I never cease to be amazed at God's grace poured out in the midst of trial. I have seen it in the folks who have helped care for my children, prayed for us, called us, run errands for us. I have thought again about how God promises to care for God's children. I feel very cared for.

When Ray was first diagnosed on Thursday with the possibility of MRSA, which is complicated by his artificial heart valve, I felt on edge and teary for the first 24 hours. That has given way to God's amazing care for us. I feel a certainty in my spirit that everything will be OK. I don't mean that in the platitude sense of the word. I don't mean I am sure "everything will turn out the way I want it to." I mean that no matter what happens, even if "the worst" were to happen, I know God is with me, is with us, and God always provides.

This is how I am defining the peace that passes all understanding. It doesn't preclude other emotions. Mysteriously, this peace permeates all of it, and carries me along.

So today I am looking forward to worship, to pouring my heart out again before God, and to placing myself and those I love into God's tender care yet is an ongoing process.

I love the words from Isaiah 61 this morning:
1. The spirit of the Lord God is upon me,
because the Lord has anointed me;
he has sent me to bring good news to the oppressed,
to bind up the brokenhearted, to proclaim liberty to the captives,
and release to the prisoners;
2. to proclaim the year of the Lord’s favor,
and the day of vengeance of our God;
to comfort all who mourn;
3. to provide for those who mourn in Zion—
to give them a garland instead of ashes,
the oil of gladness instead of mourning,
the mantle of praise instead of a faint spirit.
They will be called oaks of righteousness,
the planting of the Lord, to display his glory...
10. I will greatly rejoice in the Lord,
my whole being shall exult in my God;
for he has clothed me with the garments of salvation,
he has covered me with the robe of righteousness,
as a bridegroom decks himself with a garland,
and as a bride adorns herself with her jewels.
11. For as the earth brings forth its shoots,
and as a garden causes what is sown in it to spring up,
so the Lord God will cause righteousness and praise
to spring up before all the nations.

It makes me want to put on some bright outrageous looking "garments of salvation"

Tuesday, December 02, 2008

Sabbath, Yoga, Advent

Monday is the day I set aside for Sabbath.

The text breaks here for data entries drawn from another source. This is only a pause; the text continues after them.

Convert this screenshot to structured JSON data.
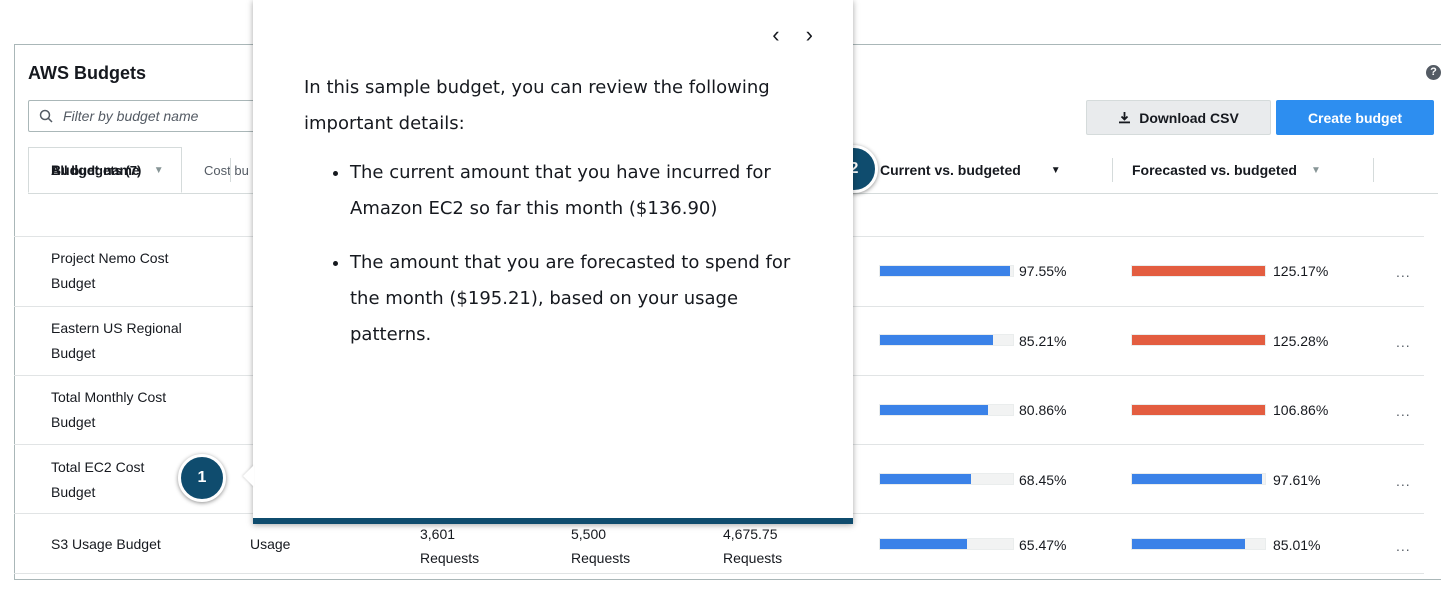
{
  "panel": {
    "title": "AWS Budgets",
    "help_icon": "?"
  },
  "toolbar": {
    "search_placeholder": "Filter by budget name",
    "download_label": "Download CSV",
    "create_label": "Create budget"
  },
  "tabs": [
    {
      "label": "All budgets (7)"
    },
    {
      "label": "Cost bu"
    }
  ],
  "table": {
    "headers": {
      "name": "Budget name",
      "current": "Current vs. budgeted",
      "forecast": "Forecasted vs. budgeted"
    },
    "rows": [
      {
        "name1": "Project Nemo Cost",
        "name2": "Budget",
        "type": "",
        "current_pct": "97.55%",
        "current_value": 97.55,
        "forecast_pct": "125.17%",
        "forecast_value": 125.17,
        "forecast_over": true
      },
      {
        "name1": "Eastern US Regional",
        "name2": "Budget",
        "type": "",
        "current_pct": "85.21%",
        "current_value": 85.21,
        "forecast_pct": "125.28%",
        "forecast_value": 125.28,
        "forecast_over": true
      },
      {
        "name1": "Total Monthly Cost",
        "name2": "Budget",
        "type": "",
        "current_pct": "80.86%",
        "current_value": 80.86,
        "forecast_pct": "106.86%",
        "forecast_value": 106.86,
        "forecast_over": true
      },
      {
        "name1": "Total EC2 Cost",
        "name2": "Budget",
        "type": "",
        "current_pct": "68.45%",
        "current_value": 68.45,
        "forecast_pct": "97.61%",
        "forecast_value": 97.61,
        "forecast_over": false
      },
      {
        "name1": "S3 Usage Budget",
        "name2": "",
        "type": "Usage",
        "c1a": "3,601",
        "c1b": "Requests",
        "c2a": "5,500",
        "c2b": "Requests",
        "c3a": "4,675.75",
        "c3b": "Requests",
        "current_pct": "65.47%",
        "current_value": 65.47,
        "forecast_pct": "85.01%",
        "forecast_value": 85.01,
        "forecast_over": false
      }
    ],
    "row_menu": "..."
  },
  "popover": {
    "prev": "‹",
    "next": "›",
    "intro": "In this sample budget, you can review the following important details:",
    "bullets": [
      "The current amount that you have incurred for Amazon EC2 so far this month ($136.90)",
      "The amount that you are forecasted to spend for the month ($195.21), based on your usage patterns."
    ]
  },
  "steps": {
    "step1": "1",
    "step2": "2"
  },
  "colors": {
    "current_bar": "#3b82e8",
    "forecast_over_bar": "#e35d40",
    "forecast_bar": "#3b82e8",
    "accent": "#2d8ef0",
    "badge": "#0f4c6e"
  }
}
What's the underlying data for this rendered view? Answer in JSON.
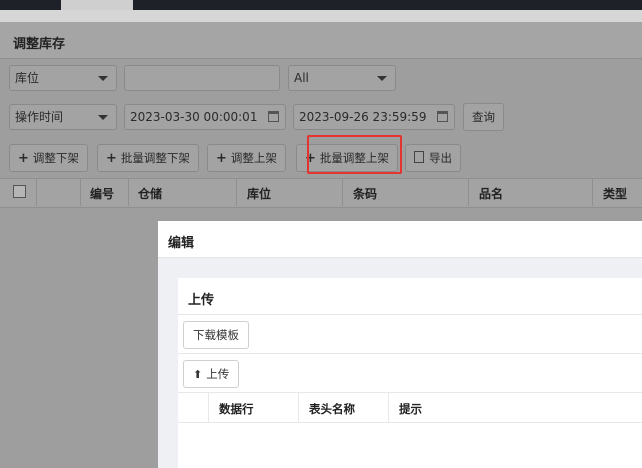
{
  "page": {
    "title": "调整库存"
  },
  "filters": {
    "location_select": "库位",
    "location_input": "",
    "status_select": "All",
    "time_type_select": "操作时间",
    "start_time": "2023-03-30 00:00:01",
    "end_time": "2023-09-26 23:59:59",
    "query_label": "查询"
  },
  "toolbar": {
    "adjust_down": "调整下架",
    "batch_adjust_down": "批量调整下架",
    "adjust_up": "调整上架",
    "batch_adjust_up": "批量调整上架",
    "export": "导出"
  },
  "table": {
    "columns": [
      "编号",
      "仓储",
      "库位",
      "条码",
      "品名",
      "类型"
    ]
  },
  "modal": {
    "title": "编辑",
    "card_title": "上传",
    "download_template": "下载模板",
    "upload": "上传",
    "columns": [
      "数据行",
      "表头名称",
      "提示"
    ]
  },
  "colors": {
    "highlight": "#e3342f"
  }
}
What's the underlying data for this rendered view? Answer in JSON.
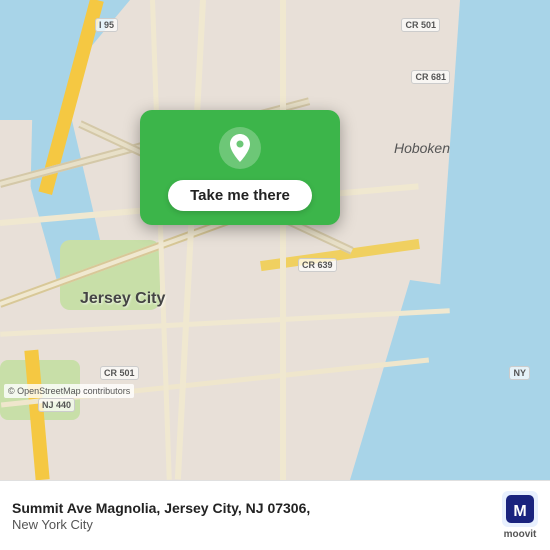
{
  "map": {
    "background_color": "#e8e0d8",
    "water_color": "#a8d4e8",
    "park_color": "#c8dfa8"
  },
  "labels": {
    "jersey_city": "Jersey City",
    "hoboken": "Hoboken",
    "cr501_top": "CR 501",
    "cr681": "CR 681",
    "cr639": "CR 639",
    "cr501_bottom": "CR 501",
    "i95": "I 95",
    "nj440": "NJ 440",
    "ny": "NY"
  },
  "popup": {
    "button_label": "Take me there"
  },
  "attribution": {
    "text": "© OpenStreetMap contributors"
  },
  "bottom_bar": {
    "address_line1": "Summit Ave Magnolia, Jersey City, NJ 07306,",
    "address_line2": "New York City",
    "moovit_label": "moovit"
  }
}
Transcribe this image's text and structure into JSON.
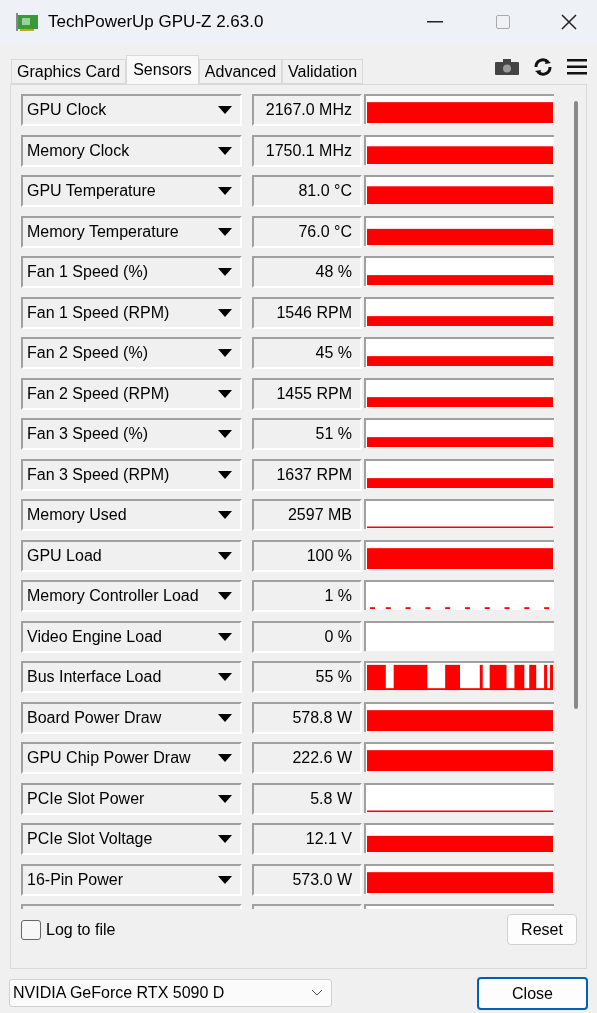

Despite all of my reading, preaching, and blogging about Sabbath, I am not sure I am doing so well on the sabbath front. I do take the day away from the office, away from email, and focus upon my family and upon caring for myself. But I also end up doing a bunch of household chores that need doing. Some Mondays I find I feel more like I have connected and rested than others.

This week was a special gift. Although Ray was in bed with a migraine, Jacob and I had a great day together. It was one of those magical days where he listened to me almost every time I asked something of him. He put his little hand in mine as we did errands. He snuggled with me. He drew me pictures. He soaked in the time in the library with such pleasure it made my heart warm.

Ray was able to get up and felt well enough for me to make the yoga class I have begun taking on Monday afternoons. It has been a great class for me for two reasons. One is that it is challenging, which I like. The other is that this teacher has a habit of asking us to set an intention for the class in a word or short phrase. It is fascinating to listen to my heart to hear what words emerge. This week I thought of my words from last week: hope, clarity, peace. But every time I returned to these words, they came back as hope, clarity, purpose.

Apparently, I need to spend some reflecting upon purpose. Since Advent is a time for just such a thing, I'll take that as a nudging from the Holy Spirit.